Ausstellung «Zuhause sterben»
Sterben, Tod und Trauer sind Teil des öffentlichen Lebens. Die Wanderausstellung «Zuhause sterben» gastiert in Zürich und zeigt, was gemeinschaftliche Sorge für Menschen am Lebensende und deren Angehörige bedeutet.
75 Prozent der Menschen in der Schweiz möchte zuhause sterben können. Tatsächlich geht dieser Wunsch nur für knapp jede vierte Person in Erfüllung. Was muss sich verändern, damit mehr Menschen so sterben können, wie sie möchten? Wie haben Angehörige das Sterben ihrer Liebsten daheim erlebt? Was war schön, was belastend? Welche Unterstützung hätten sie sich gewünscht und wo kann man Hilfe holen?
Solchen Fragen geht die mobile Ausstellung «Zuhause sterben – Wie wir als Gemeinschaft Menschen am Lebensende unterstützen» nach, die vom 2. bis 15. März in Zürich gastiert. Die Wanderausstellung schafft mit Stellwänden drei Räume: Schlafzimmer, Stube und Café. Diese spannen einen Bogen vom persönlichen, intimen Erleben des Lebensendes bis hin zur gesellschaftlich-öffentlichen Auseinandersetzung mit dem Thema.
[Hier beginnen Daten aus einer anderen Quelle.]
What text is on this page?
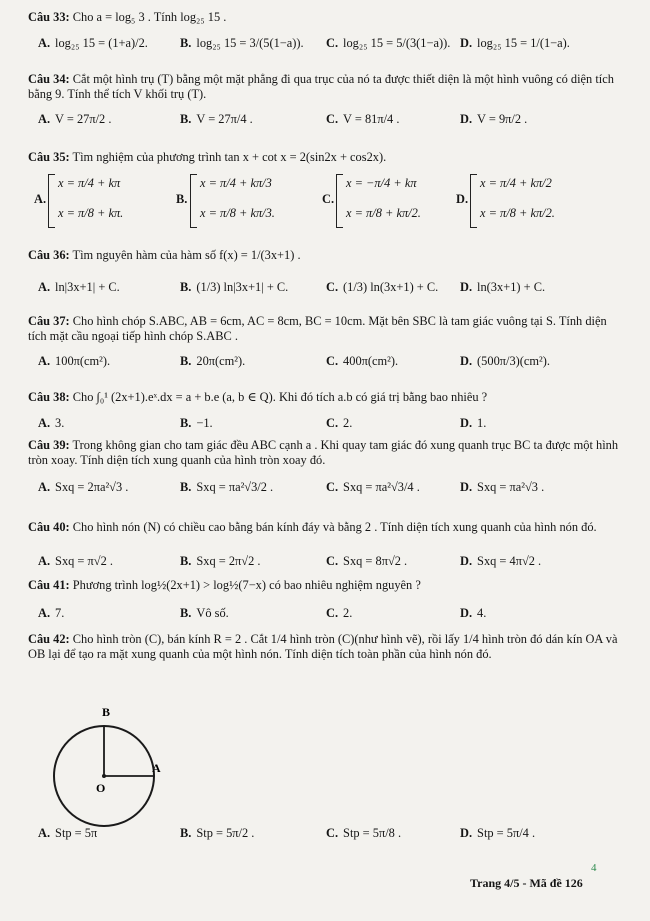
Câu 33: Cho a = log₅ 3 . Tính log₂₅ 15 .

A. log₂₅ 15 = (1+a)/2.	B. log₂₅ 15 = 3/(5(1−a)). C. log₂₅ 15 = 5/(3(1−a)). D. log₂₅ 15 = 1/(1−a).

Câu 34: Cắt một hình trụ (T) bằng một mặt phẳng đi qua trục của nó ta được thiết diện là một hình vuông có diện tích bằng 9. Tính thể tích V khối trụ (T).

A. V = 27π/2 .	B. V = 27π/4 .	C. V = 81π/4 .	D. V = 9π/2 .

Câu 35: Tìm nghiệm của phương trình tan x + cot x = 2(sin2x + cos2x).

A.
x = π/4 + kπ
x = π/8 + kπ.
B.
x = π/4 + kπ/3
x = π/8 + kπ/3.
C.
x = −π/4 + kπ
x = π/8 + kπ/2.
D.
x = π/4 + kπ/2
x = π/8 + kπ/2.

Câu 36: Tìm nguyên hàm của hàm số f(x) = 1/(3x+1) .

A. ln|3x+1| + C.	B. (1/3) ln|3x+1| + C.	C. (1/3) ln(3x+1) + C. D. ln(3x+1) + C.

Câu 37: Cho hình chóp S.ABC, AB = 6cm, AC = 8cm, BC = 10cm. Mặt bên SBC là tam giác vuông tại S. Tính diện tích mặt cầu ngoại tiếp hình chóp S.ABC .

A. 100π(cm²).	B. 20π(cm²).	C. 400π(cm²).	D. (500π/3)(cm²).

Câu 38: Cho ∫₀¹ (2x+1).eˣ.dx = a + b.e (a, b ∈ Q). Khi đó tích a.b có giá trị bằng bao nhiêu ?

A. 3.	B. −1.	C. 2.	D. 1.

Câu 39: Trong không gian cho tam giác đều ABC cạnh a . Khi quay tam giác đó xung quanh trục BC ta được một hình tròn xoay. Tính diện tích xung quanh của hình tròn xoay đó.

A. Sxq = 2πa²√3 .	B. Sxq = πa²√3/2 .	C. Sxq = πa²√3/4 .	D. Sxq = πa²√3 .

Câu 40: Cho hình nón (N) có chiều cao bằng bán kính đáy và bằng 2 . Tính diện tích xung quanh của hình nón đó.

A. Sxq = π√2 .	B. Sxq = 2π√2 .	C. Sxq = 8π√2 .	D. Sxq = 4π√2 .

Câu 41: Phương trình log½(2x+1) > log½(7−x) có bao nhiêu nghiệm nguyên ?

A. 7.	B. Vô số.	C. 2.	D. 4.

Câu 42: Cho hình tròn (C), bán kính R = 2 . Cắt 1/4 hình tròn (C)(như hình vẽ), rồi lấy 1/4 hình tròn đó dán kín OA và OB lại để tạo ra mặt xung quanh của một hình nón. Tính diện tích toàn phần của hình nón đó.

B
O
A
A. Stp = 5π	B. Stp = 5π/2 .	C. Stp = 5π/8 .	D. Stp = 5π/4 .
4
Trang 4/5 - Mã đề 126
- Im Schlafzimmer erzählen Angehörige, was sie dazu bewegt hat, ihre Nächsten zuhause zu betreuen und was sie dabei über Sterben und den Tod erfahren haben.
- In der Stube läuft ein Dokumentarfilm, wie betreuende Angehörige einen Menschen bis ans Lebensende begleiten und wie Gemeinden dabei unterstützen können.
- Im Café steht die gemeinschaftliche Sorge zur Unterstützung von Betroffenen im Zentrum. Kartenspiele laden zum Gespräch ein, um Gedanken, Vorlieben und Geschichten über das Leben und den Tod auf unterhaltsame Weise auszutauschen.
Die Ausstellung entstand im Rahmen des Projekts «Compassionate City Lab der Berner Bevölkerung», und wird von Gesundheitsförderung Schweiz und weiteren Partnern unterstützt. In einer «Compassionate City», einer «mitfühlenden Gemeinde», gehört der Tod mitten ins Leben und die Menschen unterstützen einander in Phasen von Sterben und Trauer. Gegenseitige Sorge und Generationensolidarität stehen in Zeiten der Krise im Zentrum.
«Zuhause sterben. Wie wir als Gemeinschaft Menschen am Lebensende unterstützen»:
2. bis 15. März 2026, Kirche Oberstrass, Stapferstrasse 58, 8006 Zürich. Montag bis Freitag, 10 bis 16 Uhr, Samstag und Sonntag 14 bis 17 Uhr.
Begleitend zur Ausstellung bestehen Gesprächsangebote und Veranstaltungen von und mit Fachpersonen rund um Palliative Care: Zum Programm
Kommende Stationen: 9. bis 19. Oktober 2026 Solothurn, 12. bis 23. Oktober 2026 Graubünden, 9. bis 21. November 2026 Zollikofen (Stand Februar 2026).
«Bis zuletzt – Erfahrungen zur gemeinschaftlichen Sorge am Lebensende»: Dokumentarfilm von Claudia Michel und Oliver Slappnig (2022, 32 Minuten, Dialekt, Untertitel D/F)
Der Film porträtiert drei Angehörige, die im Spannungsfeld des Widerspruchs stehen, dass ihre Liebsten zuhause sterben möchten, dies aber nicht allen möglich ist. Er zeigt auf, welche Unterstützungsformen deren Wohlergehen fördern, und was es braucht, damit mehr Menschen ihrem Wunsch gemäss das Lebensende zuhause erleben können.